Die Erfindung der Neumen brachte lediglich dem leitenden Kantor und dem lehrenden Musicus Erleichterung. Auch die Einführung von Notenlinien zum Erfassen exakter Tonhöhen erlöste die Sänger kaum von der Notwendigkeit, die Melodien auswendig zu lernen. Erst das Vom-Blatt-Singen aus einem groß geschriebenen, auch aus der Ferne lesbaren Choralbuch brachte im späten Mittelalter diesbezüglich eine deutliche Erleichterung. Ein Beispiel solcher Choralbücher sind etwa die Codices Cambrai.
Bereits in der römischen Schola cantorum des 8. Jahrhunderts sangen Knaben. Ihre hohen Stimmen und die hohen Tenorstimmen von Männern galten als Abbild des Gesangs der Engel. Das bedeutete, dass schon Kinder, die häufig armen Verhältnissen entstammten, des Choralsingens wegen einer strengen Schulzucht unterlagen. Auch in späteren Jahrhunderten übernahmen oftmals Knaben (pueri) die sängerischen Aufgaben von Klerikern, die im Gegenzug für den Unterhalt der Knaben sorgten.

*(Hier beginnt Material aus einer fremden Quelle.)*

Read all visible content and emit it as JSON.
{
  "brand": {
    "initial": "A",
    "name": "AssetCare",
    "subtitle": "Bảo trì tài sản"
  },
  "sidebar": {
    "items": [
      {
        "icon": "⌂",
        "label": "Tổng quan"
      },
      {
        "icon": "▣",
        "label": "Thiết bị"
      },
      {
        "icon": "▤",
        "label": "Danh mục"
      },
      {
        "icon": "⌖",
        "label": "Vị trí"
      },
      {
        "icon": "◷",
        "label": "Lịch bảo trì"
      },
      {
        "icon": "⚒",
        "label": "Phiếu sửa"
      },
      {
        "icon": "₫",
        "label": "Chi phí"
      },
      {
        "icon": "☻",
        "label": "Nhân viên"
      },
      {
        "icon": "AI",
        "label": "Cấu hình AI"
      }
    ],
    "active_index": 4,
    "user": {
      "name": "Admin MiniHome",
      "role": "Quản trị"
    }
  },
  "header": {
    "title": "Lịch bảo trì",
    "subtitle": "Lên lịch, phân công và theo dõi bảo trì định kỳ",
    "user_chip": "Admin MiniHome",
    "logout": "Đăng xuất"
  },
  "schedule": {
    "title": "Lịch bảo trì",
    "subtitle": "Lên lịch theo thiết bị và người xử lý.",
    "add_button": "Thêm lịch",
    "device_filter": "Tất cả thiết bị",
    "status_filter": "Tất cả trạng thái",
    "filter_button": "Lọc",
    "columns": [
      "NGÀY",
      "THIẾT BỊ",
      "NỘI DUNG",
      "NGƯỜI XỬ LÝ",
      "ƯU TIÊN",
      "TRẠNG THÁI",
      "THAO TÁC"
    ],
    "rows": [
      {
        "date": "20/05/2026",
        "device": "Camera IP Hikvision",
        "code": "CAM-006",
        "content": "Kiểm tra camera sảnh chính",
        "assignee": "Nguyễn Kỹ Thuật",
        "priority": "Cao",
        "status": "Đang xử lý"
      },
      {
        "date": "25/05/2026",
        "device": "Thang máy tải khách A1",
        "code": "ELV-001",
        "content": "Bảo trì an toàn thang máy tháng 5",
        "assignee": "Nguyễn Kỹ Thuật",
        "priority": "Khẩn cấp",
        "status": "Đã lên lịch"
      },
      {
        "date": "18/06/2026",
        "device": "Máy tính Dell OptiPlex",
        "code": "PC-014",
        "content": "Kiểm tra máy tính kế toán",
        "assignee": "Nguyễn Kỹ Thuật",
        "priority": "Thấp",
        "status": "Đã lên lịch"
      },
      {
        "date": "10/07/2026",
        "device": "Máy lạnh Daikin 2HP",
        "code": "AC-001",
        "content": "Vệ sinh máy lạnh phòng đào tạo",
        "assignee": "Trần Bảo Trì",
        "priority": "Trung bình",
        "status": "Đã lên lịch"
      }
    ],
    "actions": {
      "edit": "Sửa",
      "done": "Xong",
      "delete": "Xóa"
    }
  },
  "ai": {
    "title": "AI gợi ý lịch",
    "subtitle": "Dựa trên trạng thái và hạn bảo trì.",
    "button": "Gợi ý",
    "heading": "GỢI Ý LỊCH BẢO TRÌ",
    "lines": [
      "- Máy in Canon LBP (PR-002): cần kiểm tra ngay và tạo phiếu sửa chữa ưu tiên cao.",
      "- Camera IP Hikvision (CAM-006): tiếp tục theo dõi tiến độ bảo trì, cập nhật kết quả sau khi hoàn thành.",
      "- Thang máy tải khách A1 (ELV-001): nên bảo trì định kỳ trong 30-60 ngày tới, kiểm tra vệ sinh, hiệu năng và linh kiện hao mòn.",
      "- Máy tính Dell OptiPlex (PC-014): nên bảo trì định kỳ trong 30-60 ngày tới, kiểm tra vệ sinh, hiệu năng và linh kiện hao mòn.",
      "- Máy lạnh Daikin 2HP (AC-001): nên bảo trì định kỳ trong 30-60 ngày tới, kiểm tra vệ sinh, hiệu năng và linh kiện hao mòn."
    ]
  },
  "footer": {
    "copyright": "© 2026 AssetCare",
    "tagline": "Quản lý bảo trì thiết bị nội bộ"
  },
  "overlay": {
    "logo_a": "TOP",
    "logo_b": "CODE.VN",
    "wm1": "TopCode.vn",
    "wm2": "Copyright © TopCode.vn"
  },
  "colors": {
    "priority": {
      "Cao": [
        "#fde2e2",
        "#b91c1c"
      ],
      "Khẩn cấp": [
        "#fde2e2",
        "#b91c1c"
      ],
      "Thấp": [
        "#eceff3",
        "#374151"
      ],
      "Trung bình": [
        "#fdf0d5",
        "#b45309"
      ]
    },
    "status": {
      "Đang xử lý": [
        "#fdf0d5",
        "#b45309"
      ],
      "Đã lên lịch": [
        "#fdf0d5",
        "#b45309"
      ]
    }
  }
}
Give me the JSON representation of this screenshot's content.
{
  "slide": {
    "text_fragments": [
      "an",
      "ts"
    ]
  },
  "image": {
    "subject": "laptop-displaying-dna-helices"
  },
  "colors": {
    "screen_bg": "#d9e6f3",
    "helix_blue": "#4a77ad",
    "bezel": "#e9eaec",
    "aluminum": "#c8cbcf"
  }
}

Guido von Arezzo schrieb in seinem Micrologus genaue Anweisungen, wie die Melodien zu erlernen und die Tonhöhen zu finden seien. Der von ihm herangezogene und in dem Brief Guidos an den Mönch Michael über einen unbekannten Gesang für die Gehörbildung empfohlene Johannes-Hymnus benennt programmatisch die Zielrichtung des Unterrichts:
„Heiliger Johannes, löse die Schuld von den befleckten Lippen deiner Schüler, damit sie die Wunder deiner Taten mit lockeren Stimmbändern zum Erklingen bringen können.“
Die Modi konnten auch von leseunkundigen Sängern, die die Melodien mündlich beigebracht bekamen, unterschieden werden, denn die Modi waren für sie erfahrbar durch auswendig gelernte Intonationsformeln oder Noenoeane-Formeln (melodiae, formulae, moduli, neumae regulares oder ähnlich genannt), die in den Klang des jeweiligen Modus einführten. Als Hilfe konnte der Lehrende auch seine Hand einsetzen.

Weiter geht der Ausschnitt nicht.